Of all life’s possibilities, only some will take root and grow to fruition. Each time we choose a direction, we eliminate myriad options. As for what takes off and what doesn’t, we only have so much power. We can love, but others may not love us in return. We can hope and plan and wish, we can plant seeds all over a life, but as Thich Nhat Hanh has written, when conditions are insufficient, things do not manifest. In the end, life supports only some of what we want, dream of, hope for. It claims many, many possibilities before they ripen–some before they ever take root.

I returned from the training and approached the field painting. Something wasn’t right. The colors were too sharp and harsh. I wasn’t ready for a field. I needed a way to honor the unanswered questions and false starts of my own life, the near and actual losses of the year, the ways I’d invested myself without a discernible return. I needed a meadow.

Art and Apology

Monday, September 15, 2014

“The reason not to perfect a work as it progresses is that, concomitantly, original work fashions a form the true shape of which it discovers only as it proceeds, so the early strokes are useless, however fine their sheen.”

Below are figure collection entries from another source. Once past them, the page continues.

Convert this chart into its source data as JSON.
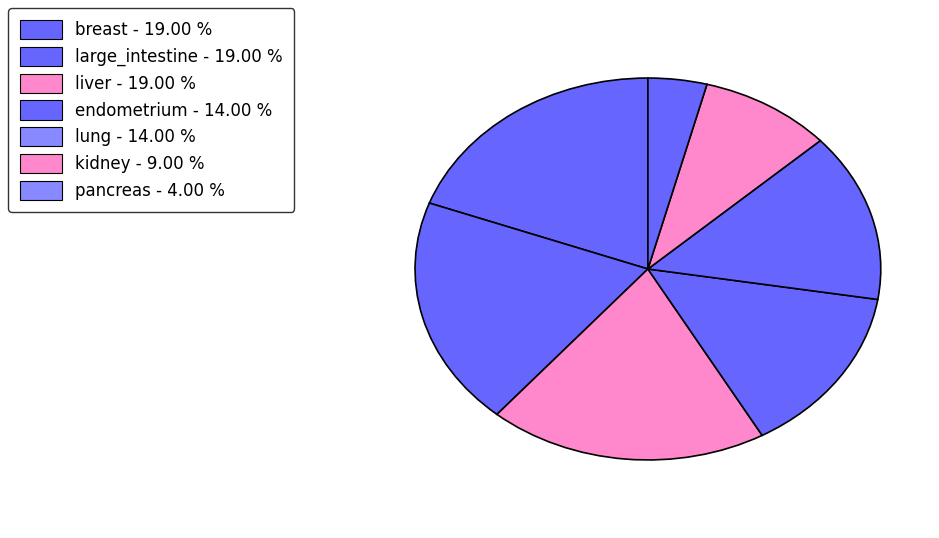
{
  "labels": [
    "breast",
    "large_intestine",
    "liver",
    "endometrium",
    "lung",
    "kidney",
    "pancreas"
  ],
  "values": [
    19,
    19,
    19,
    14,
    14,
    9,
    4
  ],
  "colors": [
    "#6666ff",
    "#6666ff",
    "#ff88cc",
    "#6666ff",
    "#6666ff",
    "#ff88cc",
    "#6666ff"
  ],
  "legend_labels": [
    "breast - 19.00 %",
    "large_intestine - 19.00 %",
    "liver - 19.00 %",
    "endometrium - 14.00 %",
    "lung - 14.00 %",
    "kidney - 9.00 %",
    "pancreas - 4.00 %"
  ],
  "legend_colors": [
    "#6666ff",
    "#6666ff",
    "#ff88cc",
    "#6666ff",
    "#8888ff",
    "#ff88cc",
    "#8888ff"
  ],
  "startangle": 90,
  "figsize": [
    9.39,
    5.38
  ],
  "dpi": 100
}
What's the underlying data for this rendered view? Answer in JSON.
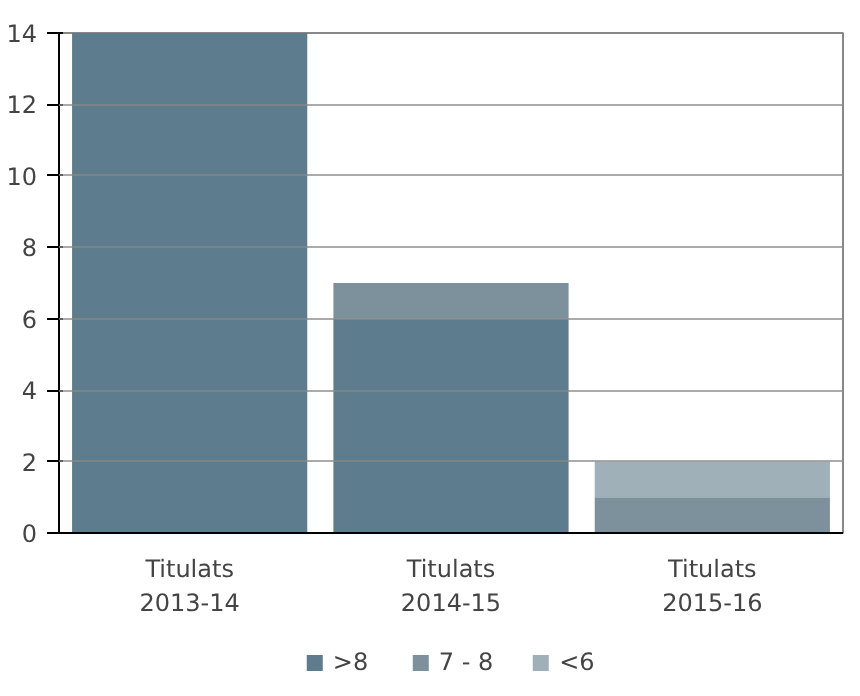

Annie Dillard, The Writing Life (p. 16)

As I’ve worked on this painting, a friend has marveled about the gradual change from chaos to organization, about the many layers of paint and transformation that occur. “I had no idea so much went into a painting,” he said. “I thought you just painted one layer–that you just go straight to the finished work in one shot.”

Ha! It’s rarely been this way in any area of my life, and certainly not in painting.

Over time, though, I’m learning to appreciate the layers as they accumulate–each is necessary for the next, and I can’t see around the corner before I get there. Still, sometimes I catch myself apologizing to a studio visitor who sees a work in progress. “It’ll get better,” I say. “This isn’t the finished product.”

 But really, the apology is silly. In therapy, we say, “The only way out is through.” So it is with painting, too.